Après avoir proclamé dimanche jour de deuil national, M.
Abbass a ordonné « la suspension des négociations (...)
jusqu’à l’arrêt de l’agression (israélienne) », a déclaré un
collaborateur du président palestinien à Ramallah, en
Cisjordanie. Dénonçant un « holocauste », il n’est néanmoins
pas allé jusqu’à proclamer la rupture des négociations
menées sous l’égide des Etats-Unis et auxquelles le Hamas,
qui a pris le contrôle de la bande de Gaza en juin, est
hostile. Saëb Eraqat, chef des négociateurs palestiniens, a
affirmé que les négociations de paix avec Israël étaient,
pour l’heure, « enterrées sous les maisons détruites de Gaza
».
En brouille avec M. Abbass, le Hamas a appelé à la formation
d’un cabinet d’union nationale d’urgence.
Côté israélien, Arye Mekel, porte-parole de la ministre
israélienne des Affaires étrangères Tzipi Levni, qui conduit
les négociations, a déclaré que la décision des Palestiniens
était « une erreur » et a exprimé l’espoir que les
discussions reprennent « dans un très proche avenir ». Mais
Israël est loin d’arrêter ses incursions pour faire cesser
les tirs de roquettes sur son territoire qui ont provoqué la
mort, mercredi dernier, d’un habitant de Sderot, dans le sud
du pays.

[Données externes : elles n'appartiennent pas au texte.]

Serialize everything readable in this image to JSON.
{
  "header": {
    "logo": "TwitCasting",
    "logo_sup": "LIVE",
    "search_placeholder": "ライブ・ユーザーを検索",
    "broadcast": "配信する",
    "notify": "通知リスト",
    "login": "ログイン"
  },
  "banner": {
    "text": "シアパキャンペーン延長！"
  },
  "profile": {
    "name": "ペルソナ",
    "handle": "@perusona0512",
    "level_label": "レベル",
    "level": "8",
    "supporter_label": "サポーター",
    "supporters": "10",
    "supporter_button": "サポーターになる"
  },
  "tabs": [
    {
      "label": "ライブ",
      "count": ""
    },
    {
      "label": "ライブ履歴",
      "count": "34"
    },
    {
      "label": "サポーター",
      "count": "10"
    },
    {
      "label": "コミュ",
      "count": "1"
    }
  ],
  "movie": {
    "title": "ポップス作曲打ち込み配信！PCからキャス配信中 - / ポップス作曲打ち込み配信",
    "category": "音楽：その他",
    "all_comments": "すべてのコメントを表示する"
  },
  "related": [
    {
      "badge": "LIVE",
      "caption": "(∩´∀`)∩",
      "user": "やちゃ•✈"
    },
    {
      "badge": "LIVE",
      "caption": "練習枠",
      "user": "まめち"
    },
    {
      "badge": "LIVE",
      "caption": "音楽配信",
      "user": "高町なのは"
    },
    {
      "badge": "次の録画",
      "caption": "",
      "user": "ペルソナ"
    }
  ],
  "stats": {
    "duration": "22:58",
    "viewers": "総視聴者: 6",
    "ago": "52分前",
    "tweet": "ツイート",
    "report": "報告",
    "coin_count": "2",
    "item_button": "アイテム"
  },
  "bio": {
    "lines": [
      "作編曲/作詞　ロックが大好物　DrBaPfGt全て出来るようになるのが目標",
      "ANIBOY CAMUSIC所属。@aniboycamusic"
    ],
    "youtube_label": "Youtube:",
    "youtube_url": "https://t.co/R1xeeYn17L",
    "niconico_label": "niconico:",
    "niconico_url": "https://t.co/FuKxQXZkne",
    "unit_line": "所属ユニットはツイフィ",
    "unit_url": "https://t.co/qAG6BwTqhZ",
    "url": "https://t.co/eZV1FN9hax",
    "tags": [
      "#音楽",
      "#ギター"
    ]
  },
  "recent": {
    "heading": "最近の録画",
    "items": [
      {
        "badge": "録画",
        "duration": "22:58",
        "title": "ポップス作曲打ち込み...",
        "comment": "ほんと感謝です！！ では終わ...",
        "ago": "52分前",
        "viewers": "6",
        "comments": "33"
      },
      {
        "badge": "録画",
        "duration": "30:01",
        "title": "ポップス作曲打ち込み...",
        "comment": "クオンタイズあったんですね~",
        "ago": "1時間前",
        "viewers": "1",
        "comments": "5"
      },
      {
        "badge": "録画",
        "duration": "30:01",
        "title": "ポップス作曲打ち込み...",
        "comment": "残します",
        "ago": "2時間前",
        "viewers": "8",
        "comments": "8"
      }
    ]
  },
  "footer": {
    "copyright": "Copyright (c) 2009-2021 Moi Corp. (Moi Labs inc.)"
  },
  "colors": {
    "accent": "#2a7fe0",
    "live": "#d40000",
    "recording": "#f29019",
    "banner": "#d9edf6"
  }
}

Bien qu’accusé de faire un usage excessif de la
force, il a menacé d’intensifier son offensive terrestre et
aérienne. « Israël n’a pas l’intention d’arrêter le combat
contre les organisations terroristes, ne serait-ce qu’une
seule minute », a dit le premier ministre Ehud Olmert lors
du conseil des ministres. « Cela ne se fera pas dans les
deux jours, mais nous poursuivrons nos activités de toutes
nos forces et nous devons nous préparer à l’escalade, parce
que la grande opération terrestre est une réalité tangible
», a de son côté assuré le ministre de la Défense Ehud
Barak. M. Barak a avisé des pays amis qu’Israël préparait
une offensive contre les activistes palestiniens à Gaza et
son adjoint Matan Vilnaï a prévenu ces derniers qu’ils
s’exposaient à une « shoah » s’ils poursuivaient leurs tirs
de roquettes contre l’Etat hébreu.
Les agressions israéliennes ont été dénoncées par presque
toute la communauté internationale. A New York, Ban Ki-moon,
secrétaire général de l’Onu, avait déploré un usage «
excessif » de la force et réclamé l’arrêt de l’offensive de
Tsahal. Dans une déclaration adoptée après cinq heures de
débats, les membres du Conseil de sécurité ont, quant à eux,
exprimé leur profonde inquiétude au sujet des pertes civiles
et réclamé l’arrêt des violences. La Slovénie, qui assure la
présidence de l’Union européenne, a condamné l’offensive
israélienne jugée disproportionnée et contraire au droit
international. Un communiqué de la présidence réclame aussi
l’arrêt immédiat des tirs de roquettes. « La présidence
(européenne) rejette la punition collective de la population
de Gaza », dit notamment un communiqué publié peu avant le
départ précipité du porte-parole de la diplomatie
européenne, Javier Solana, pour Israël et la Cisjordanie.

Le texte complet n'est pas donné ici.